Previously, the sector saw exponential growth between 2006 – 2008, but this boom was short-lived, lasting only 18 months before the market fell off the proverbial cliff.
For 12 years, almost two normal property cycles since then, the market remained stagnant, showing no real rental growth and only sporadic tenant demand.
However, the aftermath of the pandemic marked a paradigm shift in industrial property markets globally, as supply companies realised the need for more effective supply chains and larger inventory holdings.
In a market like Perth, the most isolated capital city in the world, the increase in demand for warehousing was colossal.
As a result, investors began to view industrial property as a safe haven, driving a boom that has now entered its fourth year and shows no signs of slowing.
Industrial rents have surged by approximately 40% since 2020, and despite 13 interest rate hikes, investor demand remains strong, with increased borrowing costs more than offset by record rental increases.

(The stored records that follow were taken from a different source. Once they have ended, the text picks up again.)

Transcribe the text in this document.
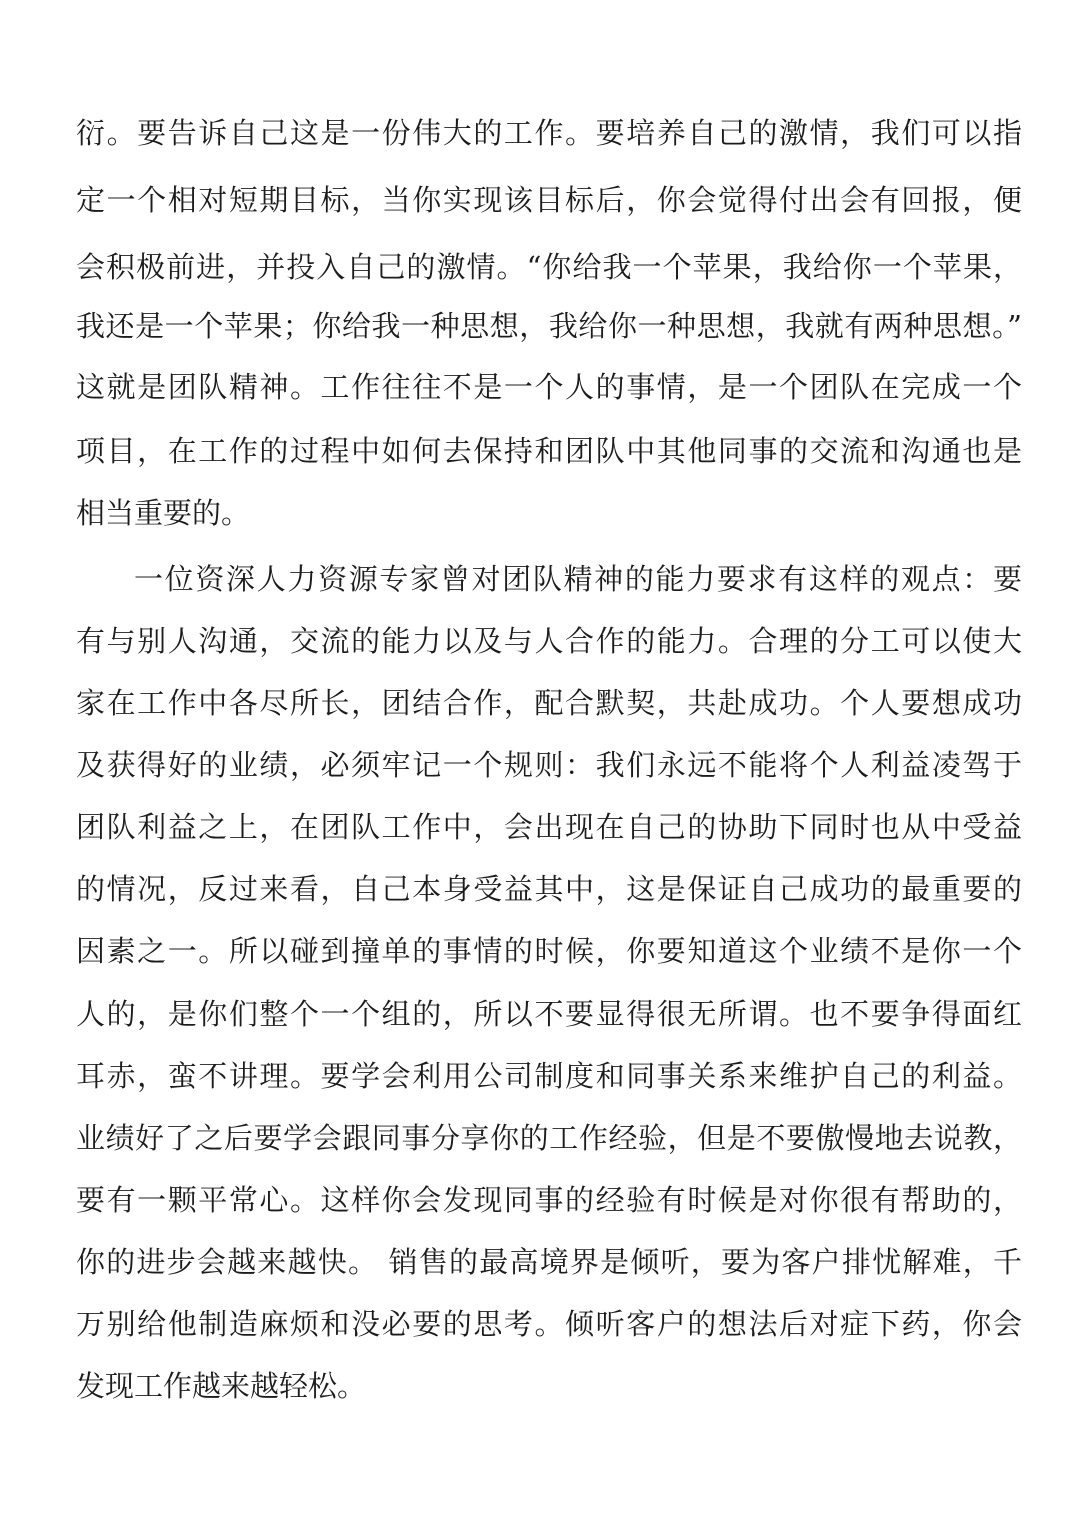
衍。要告诉自己这是一份伟大的工作。要培养自己的激情，我们可以指

定一个相对短期目标，当你实现该目标后，你会觉得付出会有回报，便

会积极前进，并投入自己的激情。“你给我一个苹果，我给你一个苹果，

我还是一个苹果；你给我一种思想，我给你一种思想，我就有两种思想。”

这就是团队精神。工作往往不是一个人的事情，是一个团队在完成一个

项目，在工作的过程中如何去保持和团队中其他同事的交流和沟通也是

相当重要的。

一位资深人力资源专家曾对团队精神的能力要求有这样的观点：要

有与别人沟通，交流的能力以及与人合作的能力。合理的分工可以使大

家在工作中各尽所长，团结合作，配合默契，共赴成功。个人要想成功

及获得好的业绩，必须牢记一个规则：我们永远不能将个人利益凌驾于

团队利益之上，在团队工作中，会出现在自己的协助下同时也从中受益

的情况，反过来看，自己本身受益其中，这是保证自己成功的最重要的

因素之一。所以碰到撞单的事情的时候，你要知道这个业绩不是你一个

人的，是你们整个一个组的，所以不要显得很无所谓。也不要争得面红

耳赤，蛮不讲理。要学会利用公司制度和同事关系来维护自己的利益。

业绩好了之后要学会跟同事分享你的工作经验，但是不要傲慢地去说教，

要有一颗平常心。这样你会发现同事的经验有时候是对你很有帮助的，

你的进步会越来越快。 销售的最高境界是倾听，要为客户排忧解难，千

万别给他制造麻烦和没必要的思考。倾听客户的想法后对症下药，你会

发现工作越来越轻松。
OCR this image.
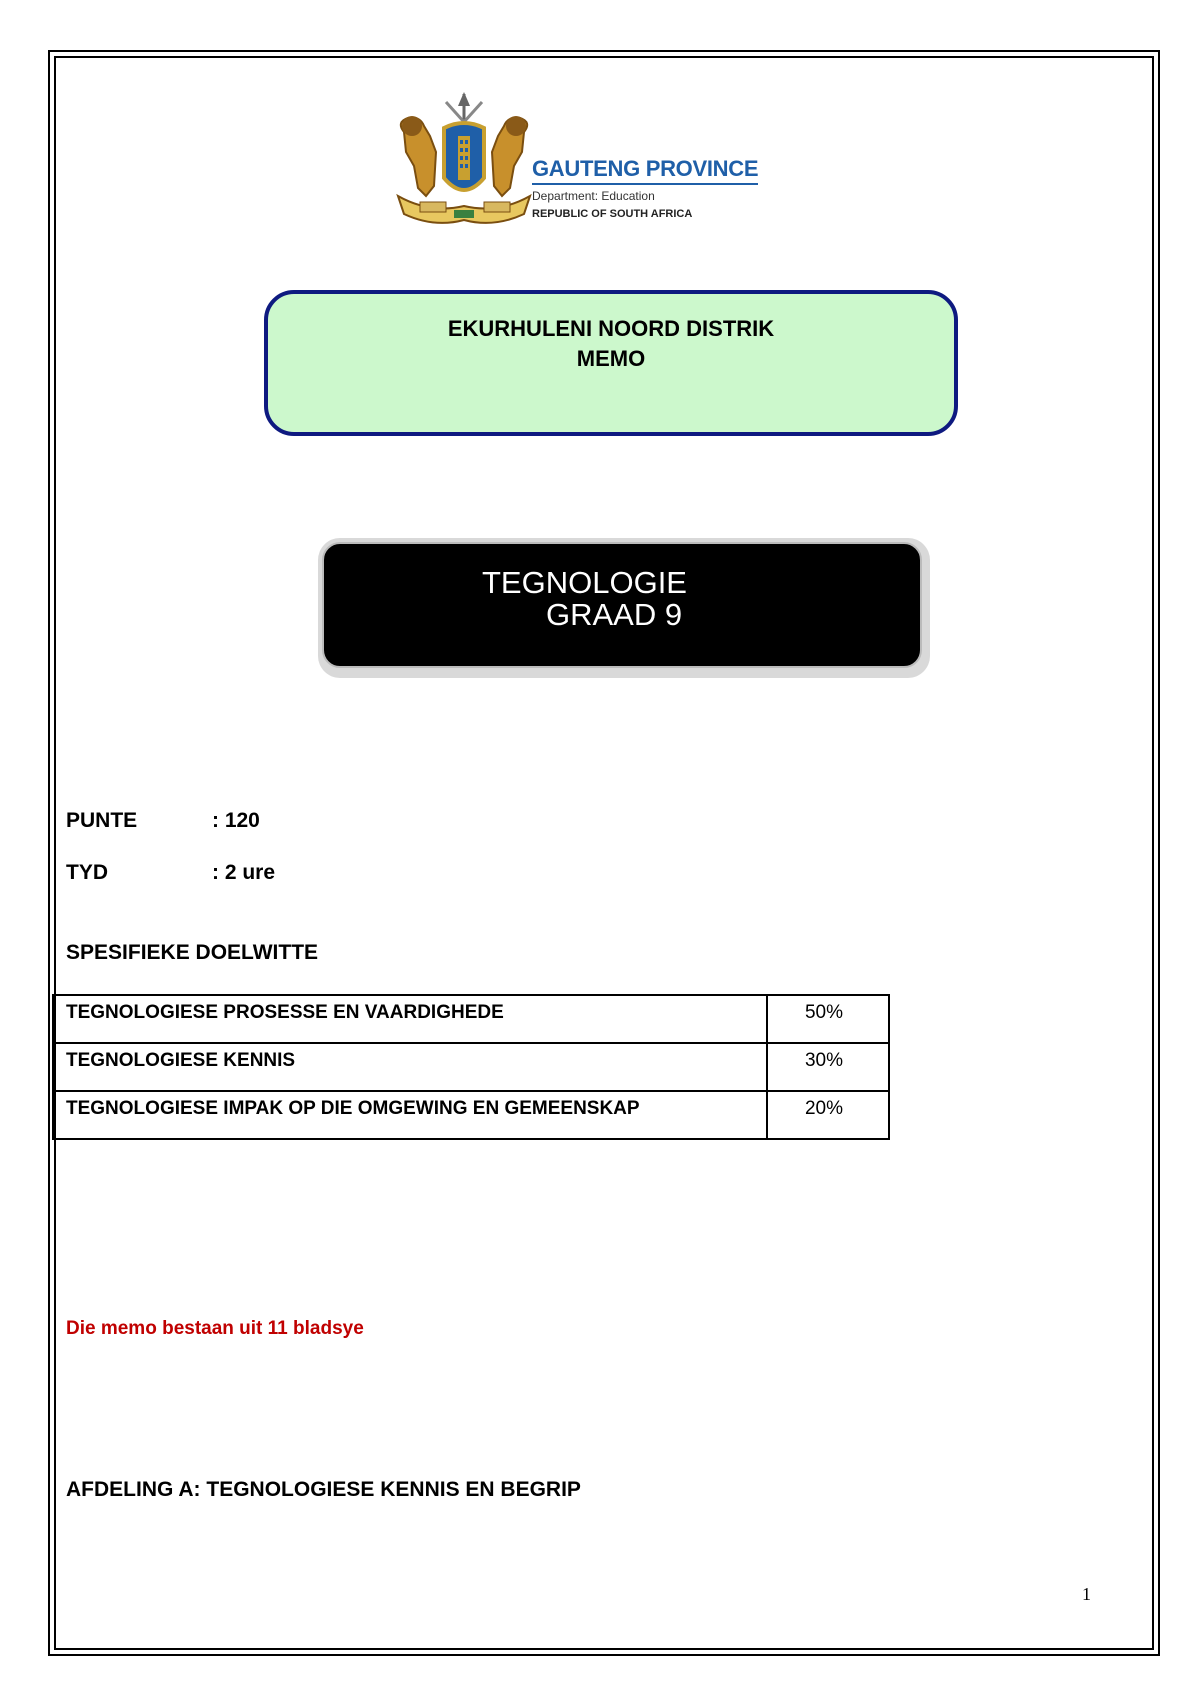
GAUTENG PROVINCE
Department: Education
REPUBLIC OF SOUTH AFRICA
EKURHULENI NOORD DISTRIK
MEMO
TEGNOLOGIE
GRAAD 9
PUNTE	: 120
TYD	: 2 ure
SPESIFIEKE DOELWITTE
TEGNOLOGIESE PROSESSE EN VAARDIGHEDE	50%
TEGNOLOGIESE KENNIS	30%
TEGNOLOGIESE IMPAK OP DIE OMGEWING EN GEMEENSKAP	20%
Die memo bestaan uit 11 bladsye
AFDELING A: TEGNOLOGIESE KENNIS EN BEGRIP
1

The vacancy rate remains low at about 2%, and investment yields for industrial property are currently sitting at around 5.75% - 6.25%, with strata titled properties selling at slightly higher rates.
One might wonder what the market might have looked like without the interest rate increases. As we look to 2024/25, it’s essential to consider the broader economic predictions.
Economists anticipate that interest rates will stabilise in the first half of the year, with potential cuts in the latter half.
However, if China faces a credit squeeze due to the failure of large property developers, it could slow the economy and reduce demand for Australian iron. Most economists believe that the Chinese government will continue to support the banks over the next 12 months.
With these factors in mind, our key predictions for 2024/2025 include:
- Owner-occupiers will scramble to buy strata units, setting new sales records.
- A shortage of 1,000 – 3,000sqm warehouse spaces will push rents up by 20%.
- Due to a complete shortage of workshops with gantry cranes, rent for these properties is expected to increase by approximately 30%.
- Increased supply of warehouse stock over 5,000 sqm will stabilise rents, and some leasing incentives may re-emerge.
- A continued shortage of new industrial land will continue to underpin industrial property prices.
- Persistent investor demand, both locally and from the east coast, will likely maintain yields, with a possible increase towards the end of the year.
In short, it’s a great time to be involved in industrial real estate.